No doubt, instances of cherry-picked and poorly-worded “gotcha” phrases will be pulled out of context. One example is worth mentioning quickly. Phil Jones in discussing the presentation of temperature reconstructions stated that “I’ve just completed Mike’s Nature trick of adding in the real temps to each series for the last 20 years (ie from 1981 onwards) and from 1961 for Keith’s to hide the decline.” The paper in question is the Mann, Bradley and Hughes (1998) Nature paper on the original multiproxy temperature reconstruction, and the ‘trick’ is just to plot the instrumental records along with reconstruction so that the context of the recent warming is clear. Scientists often use the term “trick” to refer to a “a good way to deal with a problem”, rather than something that is “secret”, and so there is nothing problematic in this at all. As for the ‘decline’, it is well known that Keith Briffa’s maximum latewood tree ring density proxy diverges from the temperature records after 1960 (this is more commonly known as the “divergence problem”–see e.g. the recent discussion in this paper) and has been discussed in the literature since Briffa et al in Nature in 1998 (Nature, 391, 678-682). Those authors have always recommend not using the post 1960 part of their reconstruction, and so while ‘hiding’ is probably a poor choice of words (since it is ‘hidden’ in plain sight), not using the data in the plot is completely appropriate, as is further research to understand why this happens.Wired has this bit of fun:
Bloggers allege that an e-mail from Kevin Trenberth, head of the Climate Analysis Section at the National Center for Atmospheric Research in Boulder, Colorado, suggests that reality contradicts scientific claims about global warming:Wired goes on:Well I have my own article on where the heck is global warming ? We are asking that here in Boulder where we have broken records the past two days for the coldest days on record. We had 4 inches of snow. The high the last 2 days was below 30F and the normal is 69F, and it smashed the previous records for these days by 10F. The low was about 18F and also a record low, well below the previous record low….But Trenberth, who acknowledged the e-mail is genuine, says bloggers are missing the point he’s making in the e-mail by not reading the article cited in it. That article – An Imperative for Climate Change Planning (.pdf) — actually says that global warming is continuing, despite random temperature variations that would seem to suggest otherwise.
The fact is that we can’t account for the lack of warming at the moment, and it is a travesty that we can’t. The CERES data published in the August BAMS 09 supplement on 2008 shows there should be even more warming: but the data are surely wrong. Our observing system is inadequate.
Now that a preemptive deconstruction of an expected Brain Trust editorial has occurred, I wonder of Scaife's droogs have the yarbles to spew any more of this chepooka.

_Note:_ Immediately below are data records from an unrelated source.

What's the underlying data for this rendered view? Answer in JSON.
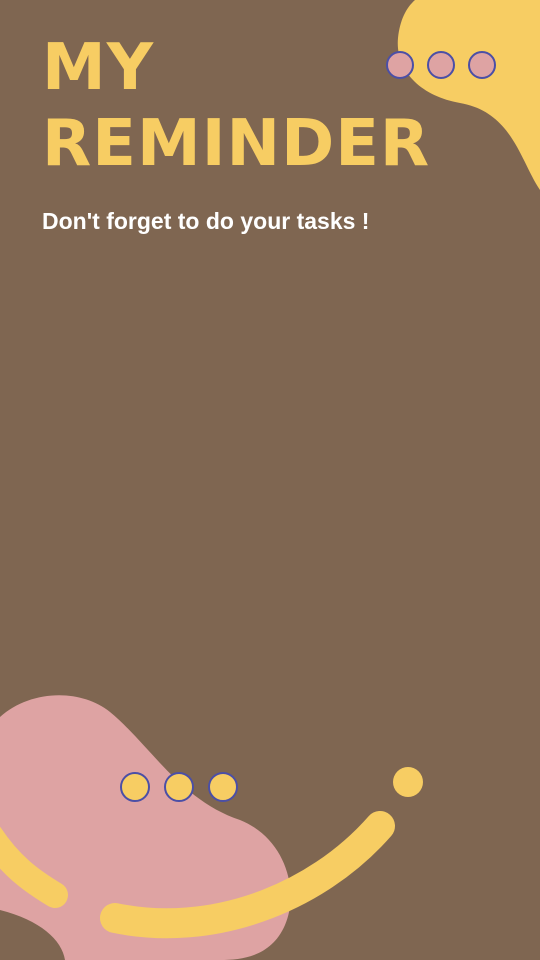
{
  "title": {
    "line1": "MY",
    "line2": "REMINDER"
  },
  "subtitle": "Don't forget to do your tasks !",
  "colors": {
    "background": "#7f6651",
    "accent_yellow": "#f7cd63",
    "accent_pink": "#dea3a3",
    "dot_outline": "#4b4fa6"
  }
}
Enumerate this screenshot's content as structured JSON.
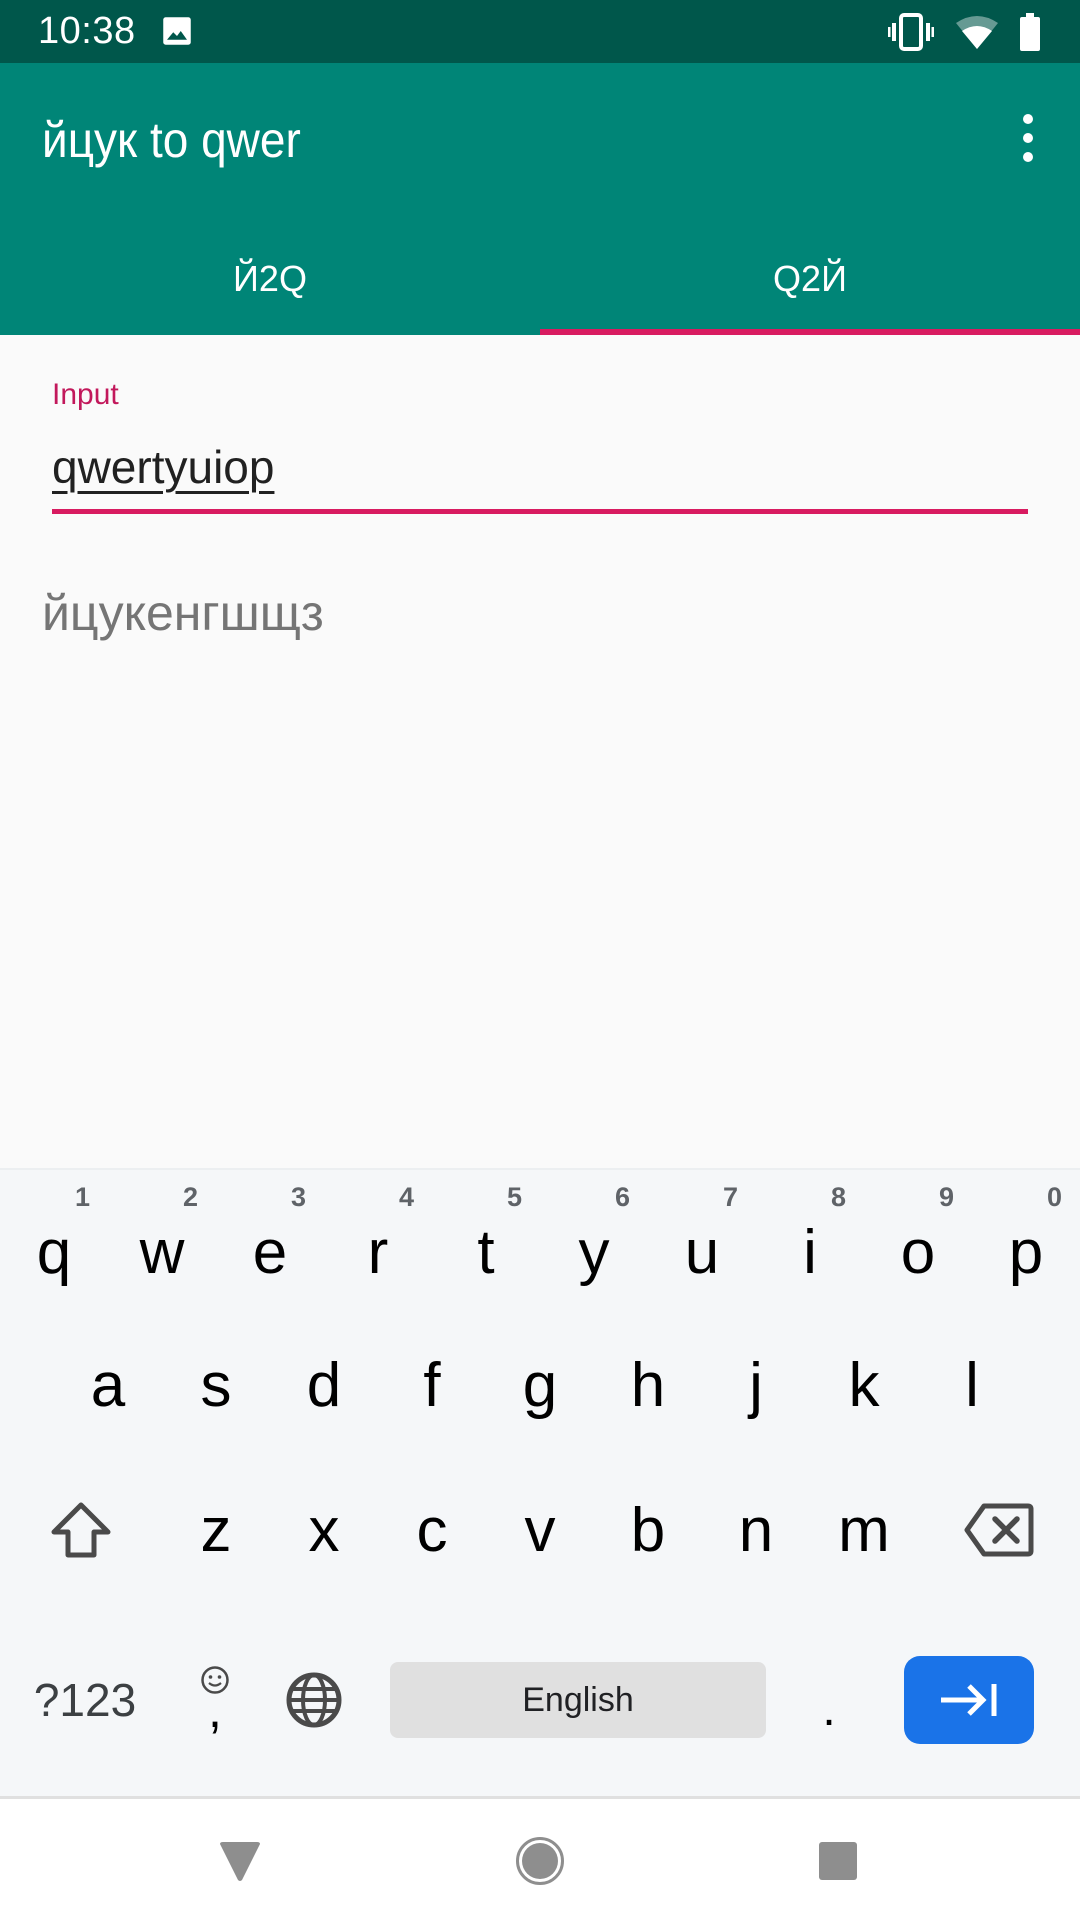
{
  "status_bar": {
    "time": "10:38",
    "icons": [
      "image-notification-icon",
      "vibrate-icon",
      "wifi-icon",
      "battery-icon"
    ]
  },
  "app_bar": {
    "title": "йцук to qwer",
    "overflow_icon": "more-vert-icon"
  },
  "tabs": [
    {
      "label": "Й2Q",
      "active": false
    },
    {
      "label": "Q2Й",
      "active": true
    }
  ],
  "input_field": {
    "label": "Input",
    "value": "qwertyuiop"
  },
  "output_text": "йцукенгшщз",
  "colors": {
    "primary": "#008577",
    "primary_dark": "#00574b",
    "accent": "#d81b60",
    "keyboard_action": "#1a73e8"
  },
  "keyboard": {
    "row1": [
      {
        "key": "q",
        "hint": "1"
      },
      {
        "key": "w",
        "hint": "2"
      },
      {
        "key": "e",
        "hint": "3"
      },
      {
        "key": "r",
        "hint": "4"
      },
      {
        "key": "t",
        "hint": "5"
      },
      {
        "key": "y",
        "hint": "6"
      },
      {
        "key": "u",
        "hint": "7"
      },
      {
        "key": "i",
        "hint": "8"
      },
      {
        "key": "o",
        "hint": "9"
      },
      {
        "key": "p",
        "hint": "0"
      }
    ],
    "row2": [
      "a",
      "s",
      "d",
      "f",
      "g",
      "h",
      "j",
      "k",
      "l"
    ],
    "row3": [
      "z",
      "x",
      "c",
      "v",
      "b",
      "n",
      "m"
    ],
    "symbols_label": "?123",
    "comma": ",",
    "space_label": "English",
    "period": ".",
    "shift_icon": "shift-icon",
    "backspace_icon": "backspace-icon",
    "emoji_icon": "emoji-icon",
    "globe_icon": "globe-icon",
    "enter_icon": "tab-next-icon"
  },
  "nav_bar": {
    "buttons": [
      "back-icon",
      "home-icon",
      "recents-icon"
    ]
  }
}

Gavin Schmidt, a research scientist with NASA’s Goddard Institute for Space Studies, says the e-mails offer no damning indictment of climate researchers, and that bloggers are reading information in them out of context.
“There’s nothing in the e-mails that shows that global warming is a hoax,” he told Threat Level. “There’s no funding by nefarious groups. There’s no politics in any of these things; nobody from the [United Nations] telling people what to do. There’s nothing hidden, no manipulation.
“It’s just scientists talking about science, and they’re talking relatively openly as people in private e-mails generally are freer with their thoughts than they would be in a public forum. The few quotes that are being pulled out [are out] of context. People are using language used in science and interpreting it in a completely different way.”